Overall, the costs predicted by the sensitivity analyses were much higher than the base case, indicating an underestimation of true costs. However, all studies used for the sensitivity analyses originated in the USA and reflect the US population and health care system. This attempt at transferring probabilities from a model developed for the USA to Germany, illustrates the extent of required information which is still missing such as prescribing practices, the rate of medication changes per patient, estimates of compliance and the classes of medications prescribed. The absence of universal healthcare coverage in the US may have numerous consequences on health care utilisation, such as rate of purchase of prescribed medications, how closely patients are monitored regarding medications and whether patients seek medical advice if symptoms occur. The corresponding behaviour and habits of patients and physicians in Germany must be considered to decide how well these studies and rates apply in Germany.

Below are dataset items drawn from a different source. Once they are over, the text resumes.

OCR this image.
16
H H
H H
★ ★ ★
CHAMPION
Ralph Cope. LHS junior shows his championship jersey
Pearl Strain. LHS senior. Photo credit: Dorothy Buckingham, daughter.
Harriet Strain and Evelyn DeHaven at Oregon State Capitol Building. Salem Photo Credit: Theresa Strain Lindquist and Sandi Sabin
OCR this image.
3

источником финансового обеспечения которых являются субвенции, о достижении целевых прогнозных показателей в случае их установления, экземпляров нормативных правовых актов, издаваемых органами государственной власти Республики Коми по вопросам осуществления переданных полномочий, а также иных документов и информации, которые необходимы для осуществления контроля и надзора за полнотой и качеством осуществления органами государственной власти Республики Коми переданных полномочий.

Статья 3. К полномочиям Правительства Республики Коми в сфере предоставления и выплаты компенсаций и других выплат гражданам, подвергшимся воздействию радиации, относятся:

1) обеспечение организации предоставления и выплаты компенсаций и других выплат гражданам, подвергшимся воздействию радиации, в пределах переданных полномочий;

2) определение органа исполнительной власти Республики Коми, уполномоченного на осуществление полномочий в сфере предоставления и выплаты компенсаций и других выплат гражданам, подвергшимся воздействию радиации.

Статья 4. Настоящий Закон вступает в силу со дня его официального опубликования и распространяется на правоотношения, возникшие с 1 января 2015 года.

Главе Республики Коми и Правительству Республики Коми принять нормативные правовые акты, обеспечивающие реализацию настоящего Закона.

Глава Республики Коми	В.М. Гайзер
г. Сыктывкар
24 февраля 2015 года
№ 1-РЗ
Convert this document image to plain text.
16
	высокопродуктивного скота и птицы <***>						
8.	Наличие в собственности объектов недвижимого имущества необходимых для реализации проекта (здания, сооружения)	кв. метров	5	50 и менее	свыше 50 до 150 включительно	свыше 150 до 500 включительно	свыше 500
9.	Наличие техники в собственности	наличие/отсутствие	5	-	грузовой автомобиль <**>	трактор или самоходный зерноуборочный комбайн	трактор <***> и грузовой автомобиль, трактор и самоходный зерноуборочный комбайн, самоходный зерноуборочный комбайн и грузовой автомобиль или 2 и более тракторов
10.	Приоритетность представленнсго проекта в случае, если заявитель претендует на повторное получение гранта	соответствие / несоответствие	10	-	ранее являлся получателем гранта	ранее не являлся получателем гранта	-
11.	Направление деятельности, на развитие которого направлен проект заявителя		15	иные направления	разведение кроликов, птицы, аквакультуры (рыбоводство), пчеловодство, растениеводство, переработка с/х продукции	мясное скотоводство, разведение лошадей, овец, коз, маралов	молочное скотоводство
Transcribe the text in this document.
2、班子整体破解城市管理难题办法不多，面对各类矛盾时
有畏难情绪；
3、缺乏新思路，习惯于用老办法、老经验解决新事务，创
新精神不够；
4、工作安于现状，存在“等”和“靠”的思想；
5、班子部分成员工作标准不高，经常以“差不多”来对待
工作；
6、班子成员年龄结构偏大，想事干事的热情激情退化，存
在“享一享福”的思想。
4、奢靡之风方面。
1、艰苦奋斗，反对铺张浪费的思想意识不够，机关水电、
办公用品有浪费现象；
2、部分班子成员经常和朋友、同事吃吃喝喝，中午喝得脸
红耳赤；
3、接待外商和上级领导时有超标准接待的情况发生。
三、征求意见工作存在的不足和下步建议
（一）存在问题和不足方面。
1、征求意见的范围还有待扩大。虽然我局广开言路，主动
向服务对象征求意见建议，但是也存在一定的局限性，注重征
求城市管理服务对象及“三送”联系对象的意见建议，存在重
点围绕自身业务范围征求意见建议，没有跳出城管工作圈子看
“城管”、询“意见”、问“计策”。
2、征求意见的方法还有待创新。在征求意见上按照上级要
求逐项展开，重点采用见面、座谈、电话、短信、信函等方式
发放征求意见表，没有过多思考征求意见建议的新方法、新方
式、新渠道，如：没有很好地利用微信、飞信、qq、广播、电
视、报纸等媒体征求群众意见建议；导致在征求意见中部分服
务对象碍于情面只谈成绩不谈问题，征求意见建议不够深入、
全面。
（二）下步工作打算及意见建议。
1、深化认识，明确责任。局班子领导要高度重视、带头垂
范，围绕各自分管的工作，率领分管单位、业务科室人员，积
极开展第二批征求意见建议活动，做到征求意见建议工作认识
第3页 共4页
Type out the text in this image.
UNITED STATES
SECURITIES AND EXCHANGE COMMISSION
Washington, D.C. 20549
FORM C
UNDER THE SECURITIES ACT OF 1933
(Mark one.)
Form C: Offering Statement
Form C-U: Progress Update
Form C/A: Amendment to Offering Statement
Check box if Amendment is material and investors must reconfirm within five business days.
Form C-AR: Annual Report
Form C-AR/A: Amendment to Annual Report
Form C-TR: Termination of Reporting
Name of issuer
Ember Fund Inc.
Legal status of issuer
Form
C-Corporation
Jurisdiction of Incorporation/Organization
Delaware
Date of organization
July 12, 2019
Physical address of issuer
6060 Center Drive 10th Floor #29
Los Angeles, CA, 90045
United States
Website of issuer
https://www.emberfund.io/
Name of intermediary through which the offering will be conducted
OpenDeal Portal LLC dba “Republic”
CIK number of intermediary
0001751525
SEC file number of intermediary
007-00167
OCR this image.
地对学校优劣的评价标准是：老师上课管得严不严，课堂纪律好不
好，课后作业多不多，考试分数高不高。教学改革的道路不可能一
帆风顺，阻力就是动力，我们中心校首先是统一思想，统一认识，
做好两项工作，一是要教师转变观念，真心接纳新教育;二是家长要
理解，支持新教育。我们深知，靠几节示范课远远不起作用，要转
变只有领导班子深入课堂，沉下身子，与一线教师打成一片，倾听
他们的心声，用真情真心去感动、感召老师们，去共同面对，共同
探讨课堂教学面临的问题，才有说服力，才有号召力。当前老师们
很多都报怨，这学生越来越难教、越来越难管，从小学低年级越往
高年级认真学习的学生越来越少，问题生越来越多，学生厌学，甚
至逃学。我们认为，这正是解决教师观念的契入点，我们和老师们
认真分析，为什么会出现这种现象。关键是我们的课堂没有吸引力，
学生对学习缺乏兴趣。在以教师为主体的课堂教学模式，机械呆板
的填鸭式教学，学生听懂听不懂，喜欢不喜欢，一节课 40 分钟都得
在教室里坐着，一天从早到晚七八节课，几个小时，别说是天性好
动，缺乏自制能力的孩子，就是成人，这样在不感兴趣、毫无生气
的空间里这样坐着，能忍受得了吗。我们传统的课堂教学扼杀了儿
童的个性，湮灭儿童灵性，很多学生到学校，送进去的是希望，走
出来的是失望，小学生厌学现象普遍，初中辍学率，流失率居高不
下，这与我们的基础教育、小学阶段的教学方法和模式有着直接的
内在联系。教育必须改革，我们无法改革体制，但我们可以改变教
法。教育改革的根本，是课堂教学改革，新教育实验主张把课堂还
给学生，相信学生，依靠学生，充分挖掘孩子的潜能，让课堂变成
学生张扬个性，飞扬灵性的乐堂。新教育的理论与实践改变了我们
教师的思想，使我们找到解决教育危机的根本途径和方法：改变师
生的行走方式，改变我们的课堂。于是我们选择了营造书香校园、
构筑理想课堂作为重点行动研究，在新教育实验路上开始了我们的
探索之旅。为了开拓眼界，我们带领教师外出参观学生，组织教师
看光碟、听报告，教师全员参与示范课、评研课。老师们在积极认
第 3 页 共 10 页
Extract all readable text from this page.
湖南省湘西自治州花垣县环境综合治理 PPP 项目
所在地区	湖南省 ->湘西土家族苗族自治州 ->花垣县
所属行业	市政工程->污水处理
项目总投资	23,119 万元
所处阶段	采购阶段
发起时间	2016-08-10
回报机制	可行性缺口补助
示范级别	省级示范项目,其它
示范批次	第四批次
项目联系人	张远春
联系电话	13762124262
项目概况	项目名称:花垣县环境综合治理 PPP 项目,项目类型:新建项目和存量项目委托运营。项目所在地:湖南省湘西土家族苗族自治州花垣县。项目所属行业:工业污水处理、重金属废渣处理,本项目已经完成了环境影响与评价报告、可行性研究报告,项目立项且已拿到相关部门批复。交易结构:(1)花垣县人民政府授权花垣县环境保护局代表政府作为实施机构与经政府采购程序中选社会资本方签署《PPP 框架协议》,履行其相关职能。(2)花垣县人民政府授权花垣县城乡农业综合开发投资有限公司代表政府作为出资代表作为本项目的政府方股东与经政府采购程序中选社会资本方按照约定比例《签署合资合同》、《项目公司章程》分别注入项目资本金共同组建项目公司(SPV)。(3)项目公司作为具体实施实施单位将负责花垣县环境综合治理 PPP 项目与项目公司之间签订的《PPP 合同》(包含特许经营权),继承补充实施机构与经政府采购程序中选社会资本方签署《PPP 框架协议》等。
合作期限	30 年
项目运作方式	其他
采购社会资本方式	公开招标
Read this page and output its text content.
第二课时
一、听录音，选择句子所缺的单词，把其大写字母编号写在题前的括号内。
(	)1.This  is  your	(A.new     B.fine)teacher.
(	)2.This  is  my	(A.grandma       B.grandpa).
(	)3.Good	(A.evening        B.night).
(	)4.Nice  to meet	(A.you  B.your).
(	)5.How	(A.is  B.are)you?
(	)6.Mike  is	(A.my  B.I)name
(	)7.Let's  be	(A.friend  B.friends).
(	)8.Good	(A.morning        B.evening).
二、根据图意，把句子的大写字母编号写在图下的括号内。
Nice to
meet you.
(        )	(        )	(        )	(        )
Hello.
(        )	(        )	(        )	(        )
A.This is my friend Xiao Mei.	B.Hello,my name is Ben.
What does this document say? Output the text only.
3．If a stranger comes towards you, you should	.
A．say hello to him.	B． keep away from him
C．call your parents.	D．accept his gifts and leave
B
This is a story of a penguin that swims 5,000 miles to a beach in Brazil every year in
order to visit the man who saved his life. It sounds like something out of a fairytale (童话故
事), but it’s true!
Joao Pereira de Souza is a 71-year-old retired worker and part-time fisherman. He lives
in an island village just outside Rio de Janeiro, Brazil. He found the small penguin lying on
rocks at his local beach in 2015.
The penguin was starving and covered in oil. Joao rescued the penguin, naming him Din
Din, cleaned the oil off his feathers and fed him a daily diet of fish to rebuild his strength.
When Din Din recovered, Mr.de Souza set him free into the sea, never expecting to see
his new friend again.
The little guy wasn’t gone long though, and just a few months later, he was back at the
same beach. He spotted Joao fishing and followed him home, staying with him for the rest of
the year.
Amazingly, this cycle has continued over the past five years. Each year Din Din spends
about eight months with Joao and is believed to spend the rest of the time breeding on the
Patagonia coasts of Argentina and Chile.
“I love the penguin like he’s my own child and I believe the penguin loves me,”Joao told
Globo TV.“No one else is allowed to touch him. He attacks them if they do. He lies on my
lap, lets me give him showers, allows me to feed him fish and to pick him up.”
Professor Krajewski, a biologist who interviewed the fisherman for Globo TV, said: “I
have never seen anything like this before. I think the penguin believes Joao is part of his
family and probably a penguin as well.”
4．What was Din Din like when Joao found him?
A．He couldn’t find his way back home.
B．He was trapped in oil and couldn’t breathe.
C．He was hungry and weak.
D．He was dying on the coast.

Considering the limitations of the model and the parameters used, the postulated costs of 816 million Euros (0.32% of German healthcare expenditures in 2007 (253 billion Euros) ), due to ADEs must be viewed with caution. They represent first attempts for Germany to postulate costs associated with ADEs emerging from outpatient treatment and vividly illustrate the lack of available data and difficulties in assessing any results. Although outpatient research of ADEs may be difficult in Germany, due to data confidentiality and the separation of in- and outpatient care, estimates based on the model show that adverse drug events may be placing a significant economic burden on the healthcare system in Germany, especially in terms of hospital and long-term care costs. As the population ages, the disease burden will increase, more medications will be consumed and the risk of severe adverse events and hospitalisation will increase . Investigations of outpatient ADEs in Germany could determine the types of ADEs occurring and useful prevention processes. At present, any calculations assessing the benefits or costs related to processes aiming at reducing adverse drug events, such as an electronic health card, would require much more data than available in the published literature in this area.